Farrell called from the coat closet, “Not possible. This dump isn’t that old—it just feels like it.”
“Go argue with a ghost,” Andy Mac said. “There was some house on this spot a hundred and seventy years ago, and he definitely died here, or he wouldn’t be hanging around. Ghosts don’t freelance.”
“He’s never bothered Julie.” Farrell was edging halfway out of the closet for a second time. “Never showed up until she’d left for Seattle.”
“Yes,” Andy Mac purred. “That’s because he doesn’t think she murdered him.”
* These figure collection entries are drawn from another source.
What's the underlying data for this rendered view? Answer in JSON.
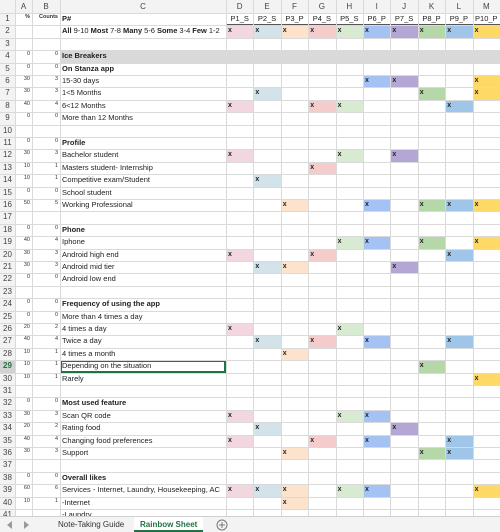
{
  "columns": [
    "A",
    "B",
    "C",
    "D",
    "E",
    "F",
    "G",
    "H",
    "I",
    "J",
    "K",
    "L",
    "M"
  ],
  "mark_colors": [
    "#f2d7e0",
    "#d3e3ea",
    "#fde2cc",
    "#f4cccc",
    "#d9ead3",
    "#a4c2f4",
    "#b4a7d6",
    "#b6d7a8",
    "#9fc5e8",
    "#ffd966"
  ],
  "rows": [
    {
      "n": 1,
      "pct": "%",
      "count": "Counts",
      "label": "P#",
      "kind": "header",
      "marks": [
        "P1_S",
        "P2_S",
        "P3_P",
        "P4_S",
        "P5_S",
        "P6_P",
        "P7_S",
        "P8_P",
        "P9_P",
        "P10_P"
      ]
    },
    {
      "n": 2,
      "label_parts": [
        [
          "All",
          "9-10"
        ],
        [
          "Most",
          "7-8"
        ],
        [
          "Many",
          "5-6"
        ],
        [
          "Some",
          "3-4"
        ],
        [
          "Few",
          "1-2"
        ]
      ],
      "marks": [
        "x",
        "x",
        "x",
        "x",
        "x",
        "x",
        "x",
        "x",
        "x",
        "x"
      ]
    },
    {
      "n": 3
    },
    {
      "n": 4,
      "pct": 0,
      "count": 0,
      "label": "Ice Breakers",
      "kind": "section"
    },
    {
      "n": 5,
      "pct": 0,
      "count": 0,
      "label": "On Stanza app",
      "kind": "heading"
    },
    {
      "n": 6,
      "pct": 30,
      "count": 3,
      "label": "15-30 days",
      "marks": [
        null,
        null,
        null,
        null,
        null,
        "x",
        "x",
        null,
        null,
        "x"
      ]
    },
    {
      "n": 7,
      "pct": 30,
      "count": 3,
      "label": "1<5 Months",
      "marks": [
        null,
        "x",
        null,
        null,
        null,
        null,
        null,
        "x",
        null,
        "x"
      ]
    },
    {
      "n": 8,
      "pct": 40,
      "count": 4,
      "label": "6<12 Months",
      "marks": [
        "x",
        null,
        null,
        "x",
        "x",
        null,
        null,
        null,
        "x",
        null
      ]
    },
    {
      "n": 9,
      "pct": 0,
      "count": 0,
      "label": "More than 12 Months"
    },
    {
      "n": 10
    },
    {
      "n": 11,
      "pct": 0,
      "count": 0,
      "label": "Profile",
      "kind": "heading"
    },
    {
      "n": 12,
      "pct": 30,
      "count": 3,
      "label": "Bachelor student",
      "marks": [
        "x",
        null,
        null,
        null,
        "x",
        null,
        "x",
        null,
        null,
        null
      ]
    },
    {
      "n": 13,
      "pct": 10,
      "count": 1,
      "label": "Masters student- Internship",
      "marks": [
        null,
        null,
        null,
        "x",
        null,
        null,
        null,
        null,
        null,
        null
      ]
    },
    {
      "n": 14,
      "pct": 10,
      "count": 1,
      "label": "Competitive exam/Student",
      "marks": [
        null,
        "x",
        null,
        null,
        null,
        null,
        null,
        null,
        null,
        null
      ]
    },
    {
      "n": 15,
      "pct": 0,
      "count": 0,
      "label": "School student"
    },
    {
      "n": 16,
      "pct": 50,
      "count": 5,
      "label": "Working Professional",
      "marks": [
        null,
        null,
        "x",
        null,
        null,
        "x",
        null,
        "x",
        "x",
        "x"
      ]
    },
    {
      "n": 17
    },
    {
      "n": 18,
      "pct": 0,
      "count": 0,
      "label": "Phone",
      "kind": "heading"
    },
    {
      "n": 19,
      "pct": 40,
      "count": 4,
      "label": "Iphone",
      "marks": [
        null,
        null,
        null,
        null,
        "x",
        "x",
        null,
        "x",
        null,
        "x"
      ]
    },
    {
      "n": 20,
      "pct": 30,
      "count": 3,
      "label": "Android high end",
      "marks": [
        "x",
        null,
        null,
        "x",
        null,
        null,
        null,
        null,
        "x",
        null
      ]
    },
    {
      "n": 21,
      "pct": 30,
      "count": 3,
      "label": "Android mid tier",
      "marks": [
        null,
        "x",
        "x",
        null,
        null,
        null,
        "x",
        null,
        null,
        null
      ]
    },
    {
      "n": 22,
      "pct": 0,
      "count": 0,
      "label": "Android low end"
    },
    {
      "n": 23
    },
    {
      "n": 24,
      "pct": 0,
      "count": 0,
      "label": "Frequency of using the app",
      "kind": "heading"
    },
    {
      "n": 25,
      "pct": 0,
      "count": 0,
      "label": "More than 4 times a day"
    },
    {
      "n": 26,
      "pct": 20,
      "count": 2,
      "label": "4 times a day",
      "marks": [
        "x",
        null,
        null,
        null,
        "x",
        null,
        null,
        null,
        null,
        null
      ]
    },
    {
      "n": 27,
      "pct": 40,
      "count": 4,
      "label": "Twice a day",
      "marks": [
        null,
        "x",
        null,
        "x",
        null,
        "x",
        null,
        null,
        "x",
        null
      ]
    },
    {
      "n": 28,
      "pct": 10,
      "count": 1,
      "label": "4 times a month",
      "marks": [
        null,
        null,
        "x",
        null,
        null,
        null,
        null,
        null,
        null,
        null
      ]
    },
    {
      "n": 29,
      "pct": 10,
      "count": 1,
      "label": "Depending on the situation",
      "selected": true,
      "marks": [
        null,
        null,
        null,
        null,
        null,
        null,
        null,
        "x",
        null,
        null
      ]
    },
    {
      "n": 30,
      "pct": 10,
      "count": 1,
      "label": "Rarely",
      "marks": [
        null,
        null,
        null,
        null,
        null,
        null,
        null,
        null,
        null,
        "x"
      ]
    },
    {
      "n": 31
    },
    {
      "n": 32,
      "pct": 0,
      "count": 0,
      "label": "Most used feature",
      "kind": "heading"
    },
    {
      "n": 33,
      "pct": 30,
      "count": 3,
      "label": "Scan QR code",
      "marks": [
        "x",
        null,
        null,
        null,
        "x",
        "x",
        null,
        null,
        null,
        null
      ]
    },
    {
      "n": 34,
      "pct": 20,
      "count": 2,
      "label": "Rating food",
      "marks": [
        null,
        "x",
        null,
        null,
        null,
        null,
        "x",
        null,
        null,
        null
      ]
    },
    {
      "n": 35,
      "pct": 40,
      "count": 4,
      "label": "Changing food preferences",
      "marks": [
        "x",
        null,
        null,
        "x",
        null,
        "x",
        null,
        null,
        "x",
        null
      ]
    },
    {
      "n": 36,
      "pct": 30,
      "count": 3,
      "label": "Support",
      "marks": [
        null,
        null,
        "x",
        null,
        null,
        null,
        null,
        "x",
        "x",
        null
      ]
    },
    {
      "n": 37
    },
    {
      "n": 38,
      "pct": 0,
      "count": 0,
      "label": "Overall likes",
      "kind": "heading"
    },
    {
      "n": 39,
      "pct": 60,
      "count": 6,
      "label": "Services - Internet, Laundry, Housekeeping, AC",
      "marks": [
        "x",
        "x",
        "x",
        null,
        "x",
        "x",
        null,
        null,
        null,
        "x"
      ]
    },
    {
      "n": 40,
      "pct": 10,
      "count": 1,
      "label": "-Internet",
      "marks": [
        null,
        null,
        "x",
        null,
        null,
        null,
        null,
        null,
        null,
        null
      ]
    },
    {
      "n": 41,
      "label": "-Laundry"
    }
  ],
  "tabs": [
    {
      "name": "Note-Taking Guide"
    },
    {
      "name": "Rainbow Sheet",
      "active": true
    }
  ]
}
The total silence that followed after Farrell’s “What?” was broken at last by the Spook’s yowl of vindication. Farrell yowled right back to match it. “For Christ’s sake, I wasn’t born a hundred-seventy years ago! Whoever murdered the thing—the guy, okay—it wasn’t me. Tell it—him—tell him it wasn’t me!”
Andy Mac took a huge bite of smoked salmon and washed it down with a slug of Johnnie Walker Black. “Go argue with a ghost, I said. All they’ve got—all they are—are their memories, and they get them screwed up all the time. But once they lock into a thing the way they want to remember it—” he shrugged immensely—“that’s it, game over. Not a lot to do about it.”
“Nothing to do about it?” Spook or no Spook, Farrell was all the way out of the closet by then, practically shouting in Andy Mac’s big face. “What are you talking about? There’s got to be something we can do!”